In view of the complexity and controversy surrounding NPS management, it can be helpful to adopt a framework that guides clinical decision making. A framework that rests on the premise that dementia is almost always progressive, incurable, fatal, and likely to cause suffering in conjunction with personal incapacity. Palliative care is often misunderstood as limited to patient care in the final hours, days, or weeks of life. Accordingly, palliative care is often not considered to be appropriate for patients with dementia until they are at the very end stage of impairment [25]. In this sense, palliative care becomes confused with end-of-life care and terminal care when, in fact, all three approaches to care coexist on a continuum (Figure 1) [24]. Once this is appreciated, it becomes clear that early adoption of a palliative care approach in dementia is worthy of consideration. A palliative approach to dementia care seeks to preserve quality of life, comfort, and dignity by developing an individualized care plan involving meaningful activity, appropriate medical care, and treatment of behavioral symptoms [26, 27]. Accordingly, a palliative approach does not necessarily mean defaulting to “conservative’’ care, whereby quality of life is prioritized over quantity of life. Instead, the goal is to help patients and their family members come to terms with the diagnosis while guiding consent decisions and aligning illness management with the patient’s core values. The concept of health promotion as it relates to palliative care has previously been proposed as an important method of steering public health policy in more participatory and collaborative directions [28].

Some might criticize the early adoption of palliative care in dementia, citing therapeutic nihilism, or “giving up hope’’ when, in fact, recognition of palliative care needs can maintain the hope that a patient will have the opportunity to guide his/her care in accordance with principles and values that are near and dear to his/her heart.
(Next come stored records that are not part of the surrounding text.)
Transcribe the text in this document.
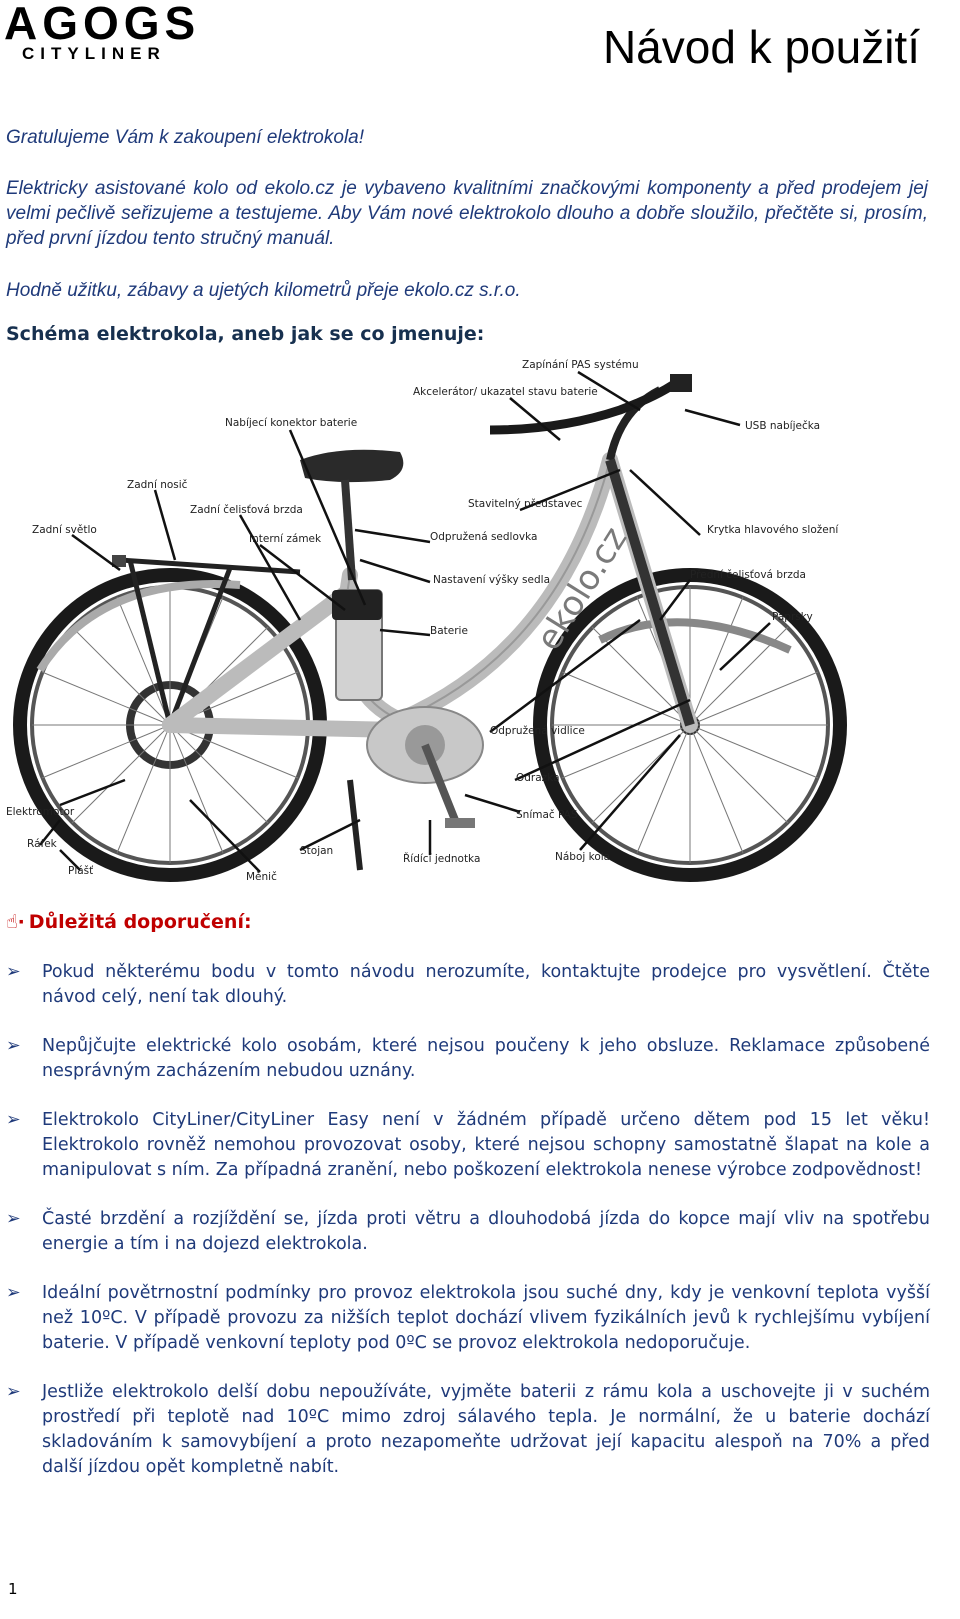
AGOGS
CITYLINER	Návod k použití
Gratulujeme Vám k zakoupení elektrokola!
Elektricky asistované kolo od ekolo.cz je vybaveno kvalitními značkovými komponenty a před prodejem jej velmi pečlivě seřizujeme a testujeme. Aby Vám nové elektrokolo dlouho a dobře sloužilo, přečtěte si, prosím, před první jízdou tento stručný manuál.
Hodně užitku, zábavy a ujetých kilometrů přeje ekolo.cz s.r.o.
Schéma elektrokola, aneb jak se co jmenuje:
ekolo.cz
Zapínání PAS systému
Akcelerátor/ ukazatel stavu baterie
Nabíjecí konektor baterie	USB nabíječka
Zadní nosič
Stavitelný představec
Zadní světlo
Zadní čelisťová brzda
Interní zámek	Odpružená sedlovka
Krytka hlavového složení
Nastavení výšky sedla	Přední čelisťová brzda
Paprsky
Baterie
Odpružená vidlice
Odrazka
Elektromotor	Snímač PAS
Ráfek
Stojan
Řídící jednotka	Náboj kola
Plášť	Měnič
☝· Důležitá doporučení:
➢ Pokud některému bodu v tomto návodu nerozumíte, kontaktujte prodejce pro vysvětlení. Čtěte návod celý, není tak dlouhý.
➢ Nepůjčujte elektrické kolo osobám, které nejsou poučeny k jeho obsluze. Reklamace způsobené nesprávným zacházením nebudou uznány.
➢ Elektrokolo CityLiner/CityLiner Easy není v žádném případě určeno dětem pod 15 let věku! Elektrokolo rovněž nemohou provozovat osoby, které nejsou schopny samostatně šlapat na kole a manipulovat s ním. Za případná zranění, nebo poškození elektrokola nenese výrobce zodpovědnost!
➢ Časté brzdění a rozjíždění se, jízda proti větru a dlouhodobá jízda do kopce mají vliv na spotřebu energie a tím i na dojezd elektrokola.
➢ Ideální povětrnostní podmínky pro provoz elektrokola jsou suché dny, kdy je venkovní teplota vyšší než 10ºC. V případě provozu za nižších teplot dochází vlivem fyzikálních jevů k rychlejšímu vybíjení baterie. V případě venkovní teploty pod 0ºC se provoz elektrokola nedoporučuje.
➢ Jestliže elektrokolo delší dobu nepoužíváte, vyjměte baterii z rámu kola a uschovejte ji v suchém prostředí při teplotě nad 10ºC mimo zdroj sálavého tepla. Je normální, že u baterie dochází skladováním k samovybíjení a proto nezapomeňte udržovat její kapacitu alespoň na 70% a před další jízdou opět kompletně nabít.
1
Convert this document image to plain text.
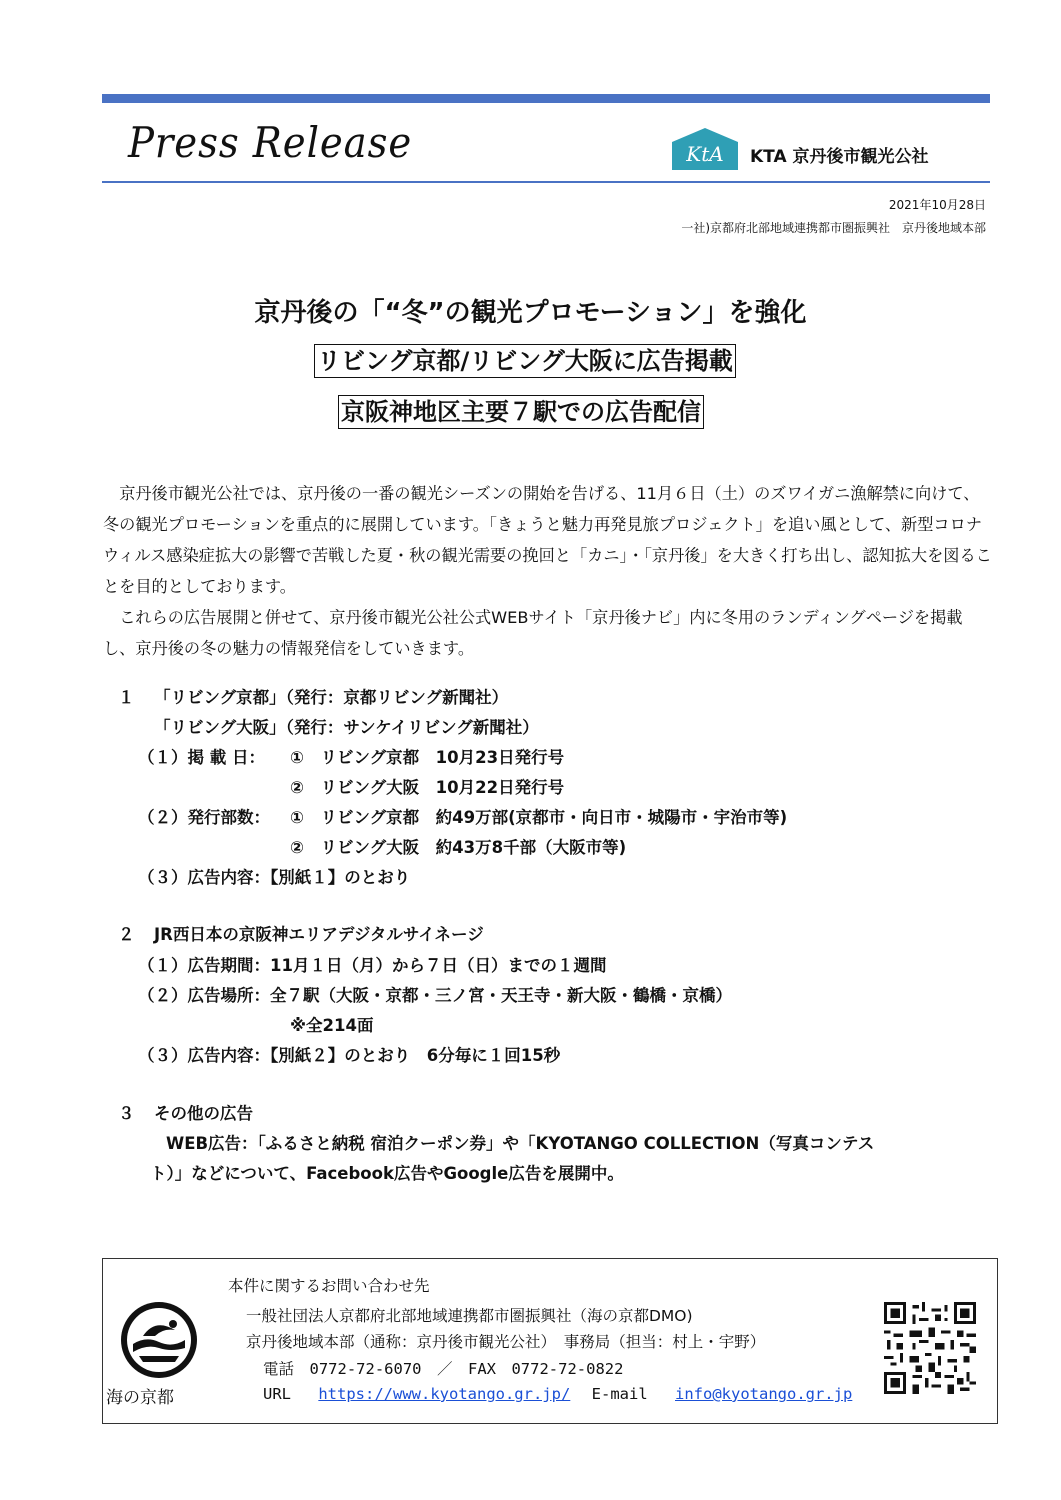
Press Release	KtA KTA 京丹後市観光公社
2021年10月28日
一社)京都府北部地域連携都市圏振興社　京丹後地域本部
京丹後の「“冬”の観光プロモーション」を強化
リビング京都/リビング大阪に広告掲載
京阪神地区主要７駅での広告配信

京丹後市観光公社では、京丹後の一番の観光シーズンの開始を告げる、11月６日（土）のズワイガニ漁解禁に向けて、冬の観光プロモーションを重点的に展開しています。「きょうと魅力再発見旅プロジェクト」を追い風として、新型コロナウィルス感染症拡大の影響で苦戦した夏・秋の観光需要の挽回と「カニ」・「京丹後」を大きく打ち出し、認知拡大を図ることを目的としております。

これらの広告展開と併せて、京丹後市観光公社公式WEBサイト「京丹後ナビ」内に冬用のランディングページを掲載し、京丹後の冬の魅力の情報発信をしていきます。

１ 「リビング京都」（発行：京都リビング新聞社）
「リビング大阪」（発行：サンケイリビング新聞社）
（１）掲 載 日： ①　リビング京都　10月23日発行号
②　リビング大阪　10月22日発行号
（２）発行部数： ①　リビング京都　約49万部(京都市・向日市・城陽市・宇治市等)
②　リビング大阪　約43万8千部（大阪市等)
（３）広告内容：【別紙１】のとおり
２ JR西日本の京阪神エリアデジタルサイネージ
（１）広告期間：11月１日（月）から７日（日）までの１週間
（２）広告場所：全７駅（大阪・京都・三ノ宮・天王寺・新大阪・鶴橋・京橋）
※全214面
（３）広告内容：【別紙２】のとおり　6分毎に１回15秒
３ その他の広告
WEB広告：「ふるさと納税 宿泊クーポン券」や「KYOTANGO COLLECTION（写真コンテス
ト）」などについて、Facebook広告やGoogle広告を展開中。
海の京都
本件に関するお問い合わせ先
一般社団法人京都府北部地域連携都市圏振興社（海の京都DMO)
京丹後地域本部（通称：京丹後市観光公社）　事務局（担当：村上・宇野）
電話　0772-72-6070　／　FAX　0772-72-0822
URL https://www.kyotango.gr.jp/ E-mail info@kyotango.gr.jp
Perhaps some clinicians tend to defer palliative care considerations because of unconscious denial or projection of their own anxiety regarding vulnerability, suffering, and death. Recognition of any such personal bias can be helpful when counseling patients and their family members. Counseling can support patients in part by providing strategies for coping with the uncomfortable reality of what lies ahead. Such strategies can include referral to community peer support services such as The Alzheimer Society of Canada via the First Link program (http://www.alzheimer.ca/). Discussion of advance directives can give patients the opportunity to think about what kind of care they would want for themselves in the event that they are no longer capable of directing their own care. In British Columbia, the My Voice document [29] can help patients develop and implement advance directives in accordance with recent legislative changes that accommodate the need for such planning. Another useful advance care planning tool is the Five Wishes program provided by the organization Aging With Dignity (http://www.agingwithdignity.org/five-wishes.php).

Even more reason for hope is that the extensive ongoing research on dementia will continue to improve our ability to diagnose, manage, and prognosticate. In the meantime, despite all of the inherent complexity, controversy, and uncertainty, much can be done for our patients based on what is known. Degenerative forms of dementia are progressive, incurable, fatal, and likely to cause suffering in conjunction with personal incapacity. Open consideration of this to the extent felt necessary for any given patient can provide an opportunity for patients to guide their future care as much or as little as they wish.